Question

The reaction for the decomposition of ammonia (NH3) can be written as shown. If a student starts with 21.7 g of ammonia, how many grams of hydrogen gas (H2) will be produced by the reaction?

Answer 1

3.88 grams will be released I believe

Answer 2

Answer:- 3.83 g of hydrogen gas are formed.

Solution:- It is a stoichiometry problem and could easily be solved using dimensional analysis. The balanced equation for the decomposition of ammonia gas to give nitrogen and hydrogen gases is:

$2NH_3(g)\rightarrow 3H_2(g)+N_2(g)$

From balanced equation, there is 2:3 mol ratio between ammonia and hydrogen. We start with given grams of ammonia and convert them to moles on dividing the grams by molar mass.
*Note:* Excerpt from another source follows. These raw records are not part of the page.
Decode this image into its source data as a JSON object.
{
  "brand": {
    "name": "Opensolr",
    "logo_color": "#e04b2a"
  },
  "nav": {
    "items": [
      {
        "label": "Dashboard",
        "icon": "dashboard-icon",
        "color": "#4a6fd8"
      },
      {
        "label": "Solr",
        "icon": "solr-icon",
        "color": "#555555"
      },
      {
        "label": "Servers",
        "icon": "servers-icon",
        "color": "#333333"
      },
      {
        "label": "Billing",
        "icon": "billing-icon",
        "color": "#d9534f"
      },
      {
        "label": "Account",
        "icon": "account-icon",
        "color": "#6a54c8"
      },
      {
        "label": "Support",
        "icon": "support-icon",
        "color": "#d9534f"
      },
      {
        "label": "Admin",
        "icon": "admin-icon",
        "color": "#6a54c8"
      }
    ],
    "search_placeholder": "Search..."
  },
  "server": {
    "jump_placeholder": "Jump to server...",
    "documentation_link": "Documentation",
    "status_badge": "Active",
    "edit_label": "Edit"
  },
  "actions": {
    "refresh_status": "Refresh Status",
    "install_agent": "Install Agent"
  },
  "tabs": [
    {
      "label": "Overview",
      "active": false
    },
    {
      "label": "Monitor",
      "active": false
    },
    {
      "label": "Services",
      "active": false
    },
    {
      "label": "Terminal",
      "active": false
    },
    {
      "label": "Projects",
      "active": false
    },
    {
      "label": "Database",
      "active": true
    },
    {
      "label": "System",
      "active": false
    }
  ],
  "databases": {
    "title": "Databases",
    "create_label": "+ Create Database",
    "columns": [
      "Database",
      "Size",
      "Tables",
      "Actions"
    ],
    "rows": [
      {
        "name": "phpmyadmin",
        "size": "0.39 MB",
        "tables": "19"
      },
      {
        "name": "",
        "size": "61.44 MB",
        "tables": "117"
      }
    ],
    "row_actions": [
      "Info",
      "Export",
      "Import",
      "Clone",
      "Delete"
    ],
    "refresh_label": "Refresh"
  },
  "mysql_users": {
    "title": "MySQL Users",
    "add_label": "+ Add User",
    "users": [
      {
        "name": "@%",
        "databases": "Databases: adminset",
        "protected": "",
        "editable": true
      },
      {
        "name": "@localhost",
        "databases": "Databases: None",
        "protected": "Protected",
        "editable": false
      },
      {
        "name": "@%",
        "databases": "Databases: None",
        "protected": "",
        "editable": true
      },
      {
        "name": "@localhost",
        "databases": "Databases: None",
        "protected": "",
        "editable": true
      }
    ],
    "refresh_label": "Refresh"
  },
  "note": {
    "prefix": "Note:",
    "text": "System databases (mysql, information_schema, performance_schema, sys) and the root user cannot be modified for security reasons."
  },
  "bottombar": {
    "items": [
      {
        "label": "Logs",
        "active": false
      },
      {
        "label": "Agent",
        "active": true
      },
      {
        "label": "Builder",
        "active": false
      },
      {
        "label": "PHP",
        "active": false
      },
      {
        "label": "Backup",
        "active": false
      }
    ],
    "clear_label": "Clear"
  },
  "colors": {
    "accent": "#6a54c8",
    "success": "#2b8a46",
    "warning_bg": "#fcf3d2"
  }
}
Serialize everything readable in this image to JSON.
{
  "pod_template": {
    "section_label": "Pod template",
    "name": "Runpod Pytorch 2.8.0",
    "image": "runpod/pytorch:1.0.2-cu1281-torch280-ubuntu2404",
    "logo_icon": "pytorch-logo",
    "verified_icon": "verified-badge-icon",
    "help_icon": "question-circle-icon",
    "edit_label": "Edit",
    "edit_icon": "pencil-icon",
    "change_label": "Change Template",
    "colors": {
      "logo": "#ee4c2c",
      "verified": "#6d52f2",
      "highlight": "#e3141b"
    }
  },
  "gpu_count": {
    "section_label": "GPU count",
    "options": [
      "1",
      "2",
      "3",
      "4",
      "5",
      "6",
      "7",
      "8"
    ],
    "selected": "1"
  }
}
In next step the moles of ammonia are multiplied by mol ratio to get the moles of hydrogen which are finally multiplied by it's molar mass to get the grams of hydrogen gas formed.

The set is shown below:

$21.7gNH_3(\frac{1mol NH_3}{17g NH_3})(\frac{3mol H_2}{2mol NH_3})(\frac{2g H_2}{1mol H_2})$

= $3.83g H_2$

So, from the calculations 3.83 g of hydrogen gas are formed by the decomposition of 21.7 g of ammonia gas.